Plus d’un tiers des employeurs britanniques envisagent de réduire les embauches permanentes suite aux nouvelles réformes gouvernementales en matière de droits des travailleurs, selon une enquête du Chartered Institute of Personnel and Development (CIPD).
L’enquête menée auprès de 2 000 entreprises révèle que 37 pour cent d’entre elles ont l’intention de réduire le recrutement de nouveaux employés permanents une fois les changements entrés en vigueur, tandis que plus de la moitié s’attendent à une augmentation des conflits sur le lieu de travail.
Les employeurs ont averti que le nouveau Loi sur les droits du travailqui introduit des protections élargies, notamment une indemnité de maladie légale dès le premier jour, une reconnaissance syndicale plus facile et une période de qualification plus courte pour les demandes de licenciement abusif, pourrait agir comme un « frein supplémentaire à la création d’emplois ».
Les estimations du gouvernement suggèrent que la législation coûtera aux entreprises environ 1 milliard de livres sterling par an. Cependant, la CIPD a déclaré que l’analyse officielle pourrait sous-estimer l’impact réel, en particulier le temps supplémentaire et la charge administrative imposés aux départements des ressources humaines pour mettre en œuvre les réformes.
Ben Willmott, responsable des politiques publiques à la CIPD, a déclaré que les changements risquaient d’aggraver les pressions déjà subies par les employeurs après l’augmentation de 24 milliards de livres sterling des cotisations patronales d’assurance nationale l’année dernière.
« Il existe un risque réel que ces mesures agissent comme un frein supplémentaire au recrutement », a-t-il déclaré, exhortant les ministres à consulter de manière significative les entreprises et à envisager des compromis le cas échéant.
L’enquête révèle que 55 pour cent des employeurs s’attendent à davantage de conflits une fois les réformes mises en place. Les entreprises ont fait part de leurs inquiétudes concernant la réduction de la période de référence en cas de licenciement abusif, de deux ans à six mois, ainsi que de nouveaux droits pour les travailleurs sans heure et des pouvoirs accrus pour les syndicats.
En vertu de cette loi, les syndicats bénéficieront d’un meilleur accès aux lieux de travail pour les activités de recrutement et de syndicalisation, tandis que les employés bénéficieront de droits élargis dès le premier jour.
James Cockett, économiste principal du marché du travail à la CIPD, a déclaré que les résultats s’écartaient fortement des attentes du gouvernement. L’évaluation d’impact de Whitehall prévoyait qu’un plus grand engagement syndical pourrait réduire les conflits, mais seulement 4 pour cent des employeurs interrogés pensaient que les conflits diminueraient.
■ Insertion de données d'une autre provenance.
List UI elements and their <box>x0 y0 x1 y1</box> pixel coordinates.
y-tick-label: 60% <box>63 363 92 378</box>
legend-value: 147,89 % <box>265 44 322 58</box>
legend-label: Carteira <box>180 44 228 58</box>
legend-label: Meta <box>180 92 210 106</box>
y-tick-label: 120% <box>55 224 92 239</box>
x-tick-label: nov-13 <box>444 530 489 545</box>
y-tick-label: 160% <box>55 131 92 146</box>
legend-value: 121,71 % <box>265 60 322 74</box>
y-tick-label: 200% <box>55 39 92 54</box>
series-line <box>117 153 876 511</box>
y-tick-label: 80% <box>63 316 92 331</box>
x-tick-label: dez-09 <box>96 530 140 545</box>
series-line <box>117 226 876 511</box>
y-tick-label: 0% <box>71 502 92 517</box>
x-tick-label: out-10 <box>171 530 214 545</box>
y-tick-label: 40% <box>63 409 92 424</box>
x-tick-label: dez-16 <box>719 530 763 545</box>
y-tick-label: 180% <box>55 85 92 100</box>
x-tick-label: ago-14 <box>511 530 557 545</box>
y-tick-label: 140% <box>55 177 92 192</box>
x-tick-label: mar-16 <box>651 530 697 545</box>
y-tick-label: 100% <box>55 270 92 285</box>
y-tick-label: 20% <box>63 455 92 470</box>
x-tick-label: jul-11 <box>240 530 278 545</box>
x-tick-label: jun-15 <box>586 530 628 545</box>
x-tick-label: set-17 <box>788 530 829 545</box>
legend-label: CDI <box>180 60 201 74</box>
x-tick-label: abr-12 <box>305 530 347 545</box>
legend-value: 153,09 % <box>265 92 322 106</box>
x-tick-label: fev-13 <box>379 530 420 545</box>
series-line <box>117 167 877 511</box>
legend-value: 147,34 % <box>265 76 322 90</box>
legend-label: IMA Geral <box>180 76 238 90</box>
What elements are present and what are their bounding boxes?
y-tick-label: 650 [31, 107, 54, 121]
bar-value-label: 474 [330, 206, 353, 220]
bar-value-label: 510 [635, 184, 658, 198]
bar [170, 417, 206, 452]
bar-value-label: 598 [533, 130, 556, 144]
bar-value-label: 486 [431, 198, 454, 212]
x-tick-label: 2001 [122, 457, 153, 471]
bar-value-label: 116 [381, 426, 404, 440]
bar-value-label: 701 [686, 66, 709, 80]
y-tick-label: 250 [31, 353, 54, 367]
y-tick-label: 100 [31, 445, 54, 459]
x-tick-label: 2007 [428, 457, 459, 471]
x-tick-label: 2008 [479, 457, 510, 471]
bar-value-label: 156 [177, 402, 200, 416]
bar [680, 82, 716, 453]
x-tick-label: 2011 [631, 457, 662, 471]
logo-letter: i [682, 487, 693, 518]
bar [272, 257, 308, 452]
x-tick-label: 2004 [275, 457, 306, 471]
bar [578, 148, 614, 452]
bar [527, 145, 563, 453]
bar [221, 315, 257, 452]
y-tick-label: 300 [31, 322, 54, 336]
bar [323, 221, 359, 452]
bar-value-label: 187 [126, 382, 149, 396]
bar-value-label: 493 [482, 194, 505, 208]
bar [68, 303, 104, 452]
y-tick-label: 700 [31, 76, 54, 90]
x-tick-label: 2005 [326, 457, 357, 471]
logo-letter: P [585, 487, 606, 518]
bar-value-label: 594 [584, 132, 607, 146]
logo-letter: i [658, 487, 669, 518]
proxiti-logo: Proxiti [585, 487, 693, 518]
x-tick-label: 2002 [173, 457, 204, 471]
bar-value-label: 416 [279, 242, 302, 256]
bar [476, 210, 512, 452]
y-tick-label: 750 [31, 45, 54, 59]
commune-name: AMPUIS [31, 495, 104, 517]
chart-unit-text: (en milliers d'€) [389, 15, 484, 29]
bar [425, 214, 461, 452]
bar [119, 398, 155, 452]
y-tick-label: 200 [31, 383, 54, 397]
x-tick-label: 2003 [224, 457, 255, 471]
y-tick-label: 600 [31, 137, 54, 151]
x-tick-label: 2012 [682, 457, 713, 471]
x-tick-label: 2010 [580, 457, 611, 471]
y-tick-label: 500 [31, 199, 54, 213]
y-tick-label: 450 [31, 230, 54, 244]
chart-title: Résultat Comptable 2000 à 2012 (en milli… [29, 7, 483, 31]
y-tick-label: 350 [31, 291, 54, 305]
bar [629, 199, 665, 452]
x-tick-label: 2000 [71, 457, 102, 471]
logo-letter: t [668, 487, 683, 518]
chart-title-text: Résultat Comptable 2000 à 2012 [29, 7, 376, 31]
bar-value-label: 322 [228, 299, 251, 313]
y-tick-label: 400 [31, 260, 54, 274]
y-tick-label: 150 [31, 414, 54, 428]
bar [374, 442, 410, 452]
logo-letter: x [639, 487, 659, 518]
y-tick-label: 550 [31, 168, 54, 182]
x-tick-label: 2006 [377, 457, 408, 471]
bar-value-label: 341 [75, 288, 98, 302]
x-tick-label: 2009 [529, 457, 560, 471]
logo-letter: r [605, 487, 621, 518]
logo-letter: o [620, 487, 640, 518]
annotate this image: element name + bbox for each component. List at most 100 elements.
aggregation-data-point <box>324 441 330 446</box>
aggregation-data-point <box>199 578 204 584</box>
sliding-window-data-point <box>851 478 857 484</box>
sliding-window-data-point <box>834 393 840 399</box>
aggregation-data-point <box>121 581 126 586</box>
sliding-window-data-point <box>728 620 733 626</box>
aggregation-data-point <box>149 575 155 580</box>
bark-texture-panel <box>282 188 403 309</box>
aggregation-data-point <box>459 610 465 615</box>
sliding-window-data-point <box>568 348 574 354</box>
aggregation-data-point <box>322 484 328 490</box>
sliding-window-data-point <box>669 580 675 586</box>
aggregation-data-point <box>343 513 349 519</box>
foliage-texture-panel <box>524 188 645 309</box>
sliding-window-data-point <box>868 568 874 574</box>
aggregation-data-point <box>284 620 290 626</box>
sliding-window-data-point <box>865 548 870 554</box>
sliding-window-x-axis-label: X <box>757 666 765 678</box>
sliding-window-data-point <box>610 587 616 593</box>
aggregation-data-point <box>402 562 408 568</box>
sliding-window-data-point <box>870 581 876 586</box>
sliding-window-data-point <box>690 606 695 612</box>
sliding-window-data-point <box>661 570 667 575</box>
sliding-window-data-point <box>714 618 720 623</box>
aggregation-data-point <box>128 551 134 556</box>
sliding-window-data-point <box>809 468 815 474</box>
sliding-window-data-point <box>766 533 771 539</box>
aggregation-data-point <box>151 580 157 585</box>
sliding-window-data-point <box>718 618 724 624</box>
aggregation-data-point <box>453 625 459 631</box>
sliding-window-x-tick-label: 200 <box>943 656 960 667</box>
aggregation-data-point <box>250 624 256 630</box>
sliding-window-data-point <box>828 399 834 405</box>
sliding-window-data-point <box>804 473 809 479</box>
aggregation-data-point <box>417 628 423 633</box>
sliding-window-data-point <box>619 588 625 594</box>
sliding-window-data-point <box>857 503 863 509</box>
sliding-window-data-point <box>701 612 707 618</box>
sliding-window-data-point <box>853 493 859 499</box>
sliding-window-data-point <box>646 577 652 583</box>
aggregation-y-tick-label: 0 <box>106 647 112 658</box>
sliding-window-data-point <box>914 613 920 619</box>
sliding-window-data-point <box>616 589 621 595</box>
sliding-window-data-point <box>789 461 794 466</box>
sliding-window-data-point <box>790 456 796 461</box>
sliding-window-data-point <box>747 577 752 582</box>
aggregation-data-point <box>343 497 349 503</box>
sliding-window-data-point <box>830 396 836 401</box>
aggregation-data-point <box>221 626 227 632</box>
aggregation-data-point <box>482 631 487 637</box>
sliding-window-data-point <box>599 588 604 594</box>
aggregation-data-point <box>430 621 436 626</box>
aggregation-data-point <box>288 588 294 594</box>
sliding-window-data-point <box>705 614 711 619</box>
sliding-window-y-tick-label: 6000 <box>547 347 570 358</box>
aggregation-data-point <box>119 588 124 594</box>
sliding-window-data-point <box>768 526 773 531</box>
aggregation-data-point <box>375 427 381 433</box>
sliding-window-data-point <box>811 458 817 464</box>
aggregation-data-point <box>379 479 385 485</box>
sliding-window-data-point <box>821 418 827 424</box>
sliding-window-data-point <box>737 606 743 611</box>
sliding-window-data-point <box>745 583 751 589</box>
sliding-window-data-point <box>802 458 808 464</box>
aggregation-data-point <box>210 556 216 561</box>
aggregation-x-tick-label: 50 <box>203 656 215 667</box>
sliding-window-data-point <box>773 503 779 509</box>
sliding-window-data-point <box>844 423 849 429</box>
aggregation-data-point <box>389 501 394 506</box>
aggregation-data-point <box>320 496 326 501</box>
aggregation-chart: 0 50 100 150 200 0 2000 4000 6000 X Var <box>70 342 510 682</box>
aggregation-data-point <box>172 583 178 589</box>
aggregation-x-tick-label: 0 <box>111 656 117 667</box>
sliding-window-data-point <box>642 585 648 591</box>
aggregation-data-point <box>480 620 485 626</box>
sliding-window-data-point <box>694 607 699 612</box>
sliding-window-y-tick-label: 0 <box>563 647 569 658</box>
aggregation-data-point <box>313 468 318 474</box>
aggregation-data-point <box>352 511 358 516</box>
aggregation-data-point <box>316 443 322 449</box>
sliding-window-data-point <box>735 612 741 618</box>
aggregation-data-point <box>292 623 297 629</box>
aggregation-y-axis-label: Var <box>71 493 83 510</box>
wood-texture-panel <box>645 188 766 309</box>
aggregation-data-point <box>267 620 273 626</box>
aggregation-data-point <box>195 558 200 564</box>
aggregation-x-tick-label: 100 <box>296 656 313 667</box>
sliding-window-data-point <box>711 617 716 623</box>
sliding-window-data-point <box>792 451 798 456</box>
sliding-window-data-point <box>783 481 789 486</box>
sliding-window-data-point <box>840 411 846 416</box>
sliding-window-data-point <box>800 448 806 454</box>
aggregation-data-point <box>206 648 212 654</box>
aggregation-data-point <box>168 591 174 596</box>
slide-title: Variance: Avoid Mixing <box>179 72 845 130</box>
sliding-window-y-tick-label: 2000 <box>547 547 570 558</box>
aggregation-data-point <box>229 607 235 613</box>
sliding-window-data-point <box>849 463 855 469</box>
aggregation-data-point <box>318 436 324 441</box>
La CIPD a noté que la plupart des entreprises britanniques, en particulier les 1,4 millions de micro et petits employeurs, ne reconnaissent pas formellement les syndicats. Dans ce contexte, affirme-t-il, on ne voit pas clairement dans quelle mesure l’élargissement des droits syndicaux réduirait sensiblement les tensions sur le lieu de travail.
Le Congrès des syndicats (TUC) a salué les réformes, les décrivant comme l’amélioration la plus significative des droits des travailleurs depuis une génération et affirmant qu’elles amélioreront la dignité et le bien-être au travail.
Des groupes d’entreprises, dont la Confédération de l’industrie britannique (CBI) et les Chambres de commerce britanniques, ont déjà exprimé des réserves, notamment concernant les contrats à horaires garantis, le travail saisonnier et les seuils de grève.
La CIPD a averti que certains éléments de la législation pourraient avoir des conséquences inattendues. Les changements apportés aux licenciements abusifs, aux indemnités de maladie légales et aux contrats zéro heure pourraient conduire certains employeurs à recourir davantage au travail temporaire ou contractuel plutôt qu’au recrutement permanent, ce qui pourrait accroître la précarité de l’emploi.
Alors que les entreprises évaluent les coûts de la conformité par rapport à l’incertitude économique, l’enquête suggère que le gouvernement est confronté à un délicat exercice d’équilibre entre le renforcement de la protection des travailleurs et le maintien de la croissance de l’emploi.
Amy Ingham
Amy est une journaliste nouvellement diplômée spécialisée dans le journalisme d’affaires chez Business Matters et responsable du contenu de l’actualité pour ce qui est aujourd’hui la plus grande source d’actualités économiques imprimées et en ligne du Royaume-Uni.